Mi profesora de Introducción al Romanticismo era una mujer vital. Bueno, es (no creo que haya muerto, por aquel entonces todavía era relativamente joven). Cuando terminaban las clases le gustaba acompañarnos a la cafetería, donde continuábamos las discusiones abiertas durante las horas lectivas. Allí movía sus delgados brazos, llenos de abalorios y pulseritas que emitían un sonido metálico, como cascabeles, mientras se explayaba sobre un tema en concreto. Nos miraba intensamente con sus ojos marrones, con esa melena un tanto despeinada, e intentaba convencernos de la genialidad de Theodore Gericault o la magia inmortal de Delacroix.

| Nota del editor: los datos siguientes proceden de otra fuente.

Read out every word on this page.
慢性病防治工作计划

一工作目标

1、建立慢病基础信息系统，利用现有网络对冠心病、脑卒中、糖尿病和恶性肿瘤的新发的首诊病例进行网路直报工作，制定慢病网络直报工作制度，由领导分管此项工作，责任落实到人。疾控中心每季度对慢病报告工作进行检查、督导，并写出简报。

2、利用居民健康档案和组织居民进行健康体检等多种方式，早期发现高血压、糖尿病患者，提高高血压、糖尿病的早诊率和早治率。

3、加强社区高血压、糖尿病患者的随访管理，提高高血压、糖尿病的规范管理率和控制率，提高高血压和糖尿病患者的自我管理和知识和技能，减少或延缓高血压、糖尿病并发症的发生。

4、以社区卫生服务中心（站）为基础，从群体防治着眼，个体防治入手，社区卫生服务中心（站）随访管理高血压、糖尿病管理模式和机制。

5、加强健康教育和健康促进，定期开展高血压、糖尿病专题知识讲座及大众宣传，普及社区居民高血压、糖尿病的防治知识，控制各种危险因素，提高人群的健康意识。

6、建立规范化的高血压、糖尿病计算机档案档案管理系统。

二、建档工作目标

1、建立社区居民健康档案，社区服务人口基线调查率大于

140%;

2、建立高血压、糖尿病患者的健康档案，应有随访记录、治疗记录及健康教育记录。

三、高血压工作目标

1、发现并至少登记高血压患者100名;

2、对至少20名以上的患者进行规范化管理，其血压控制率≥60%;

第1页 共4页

Corrían rumores sobre ella: que pertenecía a la masonería, que la habían dejado plantada en el altar... todo tipo de bulos sin fundamento. Nosotros le seguíamos la corriente, porque era simpática y le teníamos cierto cariño. El cariño que le puedes tener a alguien que sabes que es especial, pero que no pertenece del todo al mundo de los cuerdos. Intuíamos que la vida no la había tratado muy bien y a cambio la escuchábamos complacientes, con la sencilla y poco profunda intención de hacer que se sintiera bien.
Un día, sentados alrededor de vasos de café y cervezas calientes salió el tema del desamor. Hablamos sobre él desde la superficie, verbalizando las generalidades de siempre. Lugares comunes, algún chiste más o menos fácil acerca de las discusiones caseras. Una compañera se atrevió incluso a contarnos un breve romance que tuvo con un hombre casado, al cual tuvo que dejar con gran dolor ante la imposibilidad de su historia. El ambiente era relajado, una conversación amena. Pero la profesora no había intervenido. Con la boca firmemente cerrada nos escuchaba atentamente. Sus ojos saltaban de uno a otro conforme se sucedían las bromas y confesiones. Al cabo de un rato, alguien le preguntó qué le parecía aquel tema. A fin de cuentas, los románticos lo habían utilizado como excusa para realizar las acciones más descabelladas: poemas febriles, cuadros de pesadilla, declamaciones desesperadas e incluso suicidios.
Se incorporó lentamente en su silla, separando los brazos, con el cuello rígido y una mueca de desprecio absolutamente nueva. Nos miró con dureza y en voz muy baja habló:
"Tenemos un órgano que bombea, pero el corazón no existe. Sólo hay un lugar real, que no tiene carne ni sangre. Es una jungla con niebla espesa y bestias salvajes. Ambas orillas saturadas de lianas y plantas oscuras. Todos los que somos sinceros hemos estado ahí, sobreviviendo sobre la balsa. Con maderas crujiendo bajo nuestro cuerpo. Atentos. Expectantes. Mirando de frente y sin parpadear la siguiente curva. Adelantando las manos, la cara, la boca. Esperando una señal de cualquier tipo. Todos reconocemos esa selva de humedad tensa. Donde naufragamos llenos de esperanza, buscando una atracción mal disimulada, una mirada cómplice. Si. La espesura es peligrosa, podemos enloquecer".
Silencio absoluto. Nadie sabía qué responder, porque nadie estaba del todo seguro de a qué se refería. La profesora se levantó lentamente y concluyó:
"Oh, si. El amor es más que suficiente. No hace falta perderlo. Él solo puede extraviarnos. Es de una espesura despiadada".
Dicho esto, apartó la silla y salió rápidamente de la cafetería. Desde aquel incidente, rechazó sistemáticamente nuestras invitaciones después de clase. Nunca mas volvió a acompañarnos. Tampoco volvió a dedicarnos ni un segundo de su atención.